According to the statement, the ministers and governors also discussed ongoing national and international economic responses and strategies for achieving a robust recovery in the global economy as a whole.
The G7 officials mainly noted that measures must be taken to address the ever-changing cryptocurrency landscape, especially the stable coins, and added that it is the public sector that is accustomed to controlling the supply of money to ensure 'the safety and efficiency of payment systems, financial stability and the achievement of macroeconomic objectives'.
The G7 believes that any private stablecoin, such as Tether (USDT) or Diem or Facebook's Libra, should only begin to operate when it has 'adequately addressed the concerns of regulators'.
Stable coins represent systemic risks to traditional financial systems; therefore, this bill seeks to require issuers of stable corners to seek federal approval, including the green light from the Federal Reserve and the registration of a banking license, before they can begin to circulate tokens.

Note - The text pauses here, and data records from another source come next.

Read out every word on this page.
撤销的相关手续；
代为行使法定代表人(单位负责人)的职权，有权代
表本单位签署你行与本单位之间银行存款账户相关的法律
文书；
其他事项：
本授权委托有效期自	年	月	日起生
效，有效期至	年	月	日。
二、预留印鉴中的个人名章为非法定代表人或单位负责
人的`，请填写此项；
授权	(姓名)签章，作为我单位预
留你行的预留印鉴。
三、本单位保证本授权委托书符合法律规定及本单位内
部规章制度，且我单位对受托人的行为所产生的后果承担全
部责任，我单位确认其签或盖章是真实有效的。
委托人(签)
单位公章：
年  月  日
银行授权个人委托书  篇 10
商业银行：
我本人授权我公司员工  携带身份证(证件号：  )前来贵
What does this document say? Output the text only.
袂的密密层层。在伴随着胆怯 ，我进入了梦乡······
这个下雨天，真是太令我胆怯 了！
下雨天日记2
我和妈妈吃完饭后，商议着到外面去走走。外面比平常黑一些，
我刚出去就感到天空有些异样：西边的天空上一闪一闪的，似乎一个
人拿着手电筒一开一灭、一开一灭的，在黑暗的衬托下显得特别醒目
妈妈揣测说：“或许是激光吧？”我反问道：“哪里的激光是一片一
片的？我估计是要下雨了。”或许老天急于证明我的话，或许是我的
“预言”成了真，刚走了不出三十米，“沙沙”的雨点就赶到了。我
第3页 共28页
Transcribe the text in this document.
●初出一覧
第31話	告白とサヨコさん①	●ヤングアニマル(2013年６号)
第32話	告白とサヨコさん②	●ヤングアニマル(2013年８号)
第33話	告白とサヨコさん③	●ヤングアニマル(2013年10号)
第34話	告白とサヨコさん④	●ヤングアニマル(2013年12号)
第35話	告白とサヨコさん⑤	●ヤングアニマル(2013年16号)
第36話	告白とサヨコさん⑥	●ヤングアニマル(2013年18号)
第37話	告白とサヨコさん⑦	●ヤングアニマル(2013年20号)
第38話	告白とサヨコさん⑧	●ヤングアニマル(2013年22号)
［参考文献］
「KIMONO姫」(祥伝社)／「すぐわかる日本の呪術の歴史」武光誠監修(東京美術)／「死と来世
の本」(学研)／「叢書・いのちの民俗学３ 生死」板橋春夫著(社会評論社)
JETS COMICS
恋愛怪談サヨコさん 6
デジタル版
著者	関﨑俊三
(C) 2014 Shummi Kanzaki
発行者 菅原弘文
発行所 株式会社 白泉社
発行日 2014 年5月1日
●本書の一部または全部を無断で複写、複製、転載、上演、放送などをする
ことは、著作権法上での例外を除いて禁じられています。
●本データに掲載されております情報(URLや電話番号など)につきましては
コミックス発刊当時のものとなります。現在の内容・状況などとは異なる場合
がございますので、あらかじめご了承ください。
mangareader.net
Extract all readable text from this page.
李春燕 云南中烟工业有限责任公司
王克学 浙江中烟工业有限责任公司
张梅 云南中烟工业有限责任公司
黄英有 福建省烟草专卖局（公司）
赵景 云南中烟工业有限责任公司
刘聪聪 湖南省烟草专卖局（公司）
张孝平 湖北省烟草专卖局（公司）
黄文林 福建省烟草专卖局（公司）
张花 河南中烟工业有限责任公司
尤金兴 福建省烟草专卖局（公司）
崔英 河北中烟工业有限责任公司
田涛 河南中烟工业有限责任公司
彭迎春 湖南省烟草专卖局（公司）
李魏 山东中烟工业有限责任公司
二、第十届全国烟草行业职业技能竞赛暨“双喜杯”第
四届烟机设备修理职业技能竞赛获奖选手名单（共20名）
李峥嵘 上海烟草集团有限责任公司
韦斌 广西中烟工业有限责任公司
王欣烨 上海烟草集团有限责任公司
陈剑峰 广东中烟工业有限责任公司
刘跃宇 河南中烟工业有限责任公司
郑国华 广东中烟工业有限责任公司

After the meeting, German Finance Minister Olaf Sholz commented on the Libra project, which recently changed its name to Diem, and explained that:
'A wolf in sheep's clothing is always a wolf. It is clear to me that Germany and Europe cannot and will not accept its entry into the market until the regulatory risks are properly taken into account. '
Mr. Scholz added:
'We must do everything possible to keep the monopoly on currency in the hands of the states. Don't make a fuss, Mr. Scholz, tell us how you really feel. '
The Libra Association, now called the Diem Association, said last month that Diem could be launched as early as January 2021 as a single stable dollar coin.
The price of Bitcoin is currently hovering around $19,000, while Facebook's Libra project, now known as Diem, seems to be ready to go to market, and the G7 are studying a bill to regulate cryptocurrency and stablecoins. Wouldn't it be too late to declare a battle against these digitall currencies?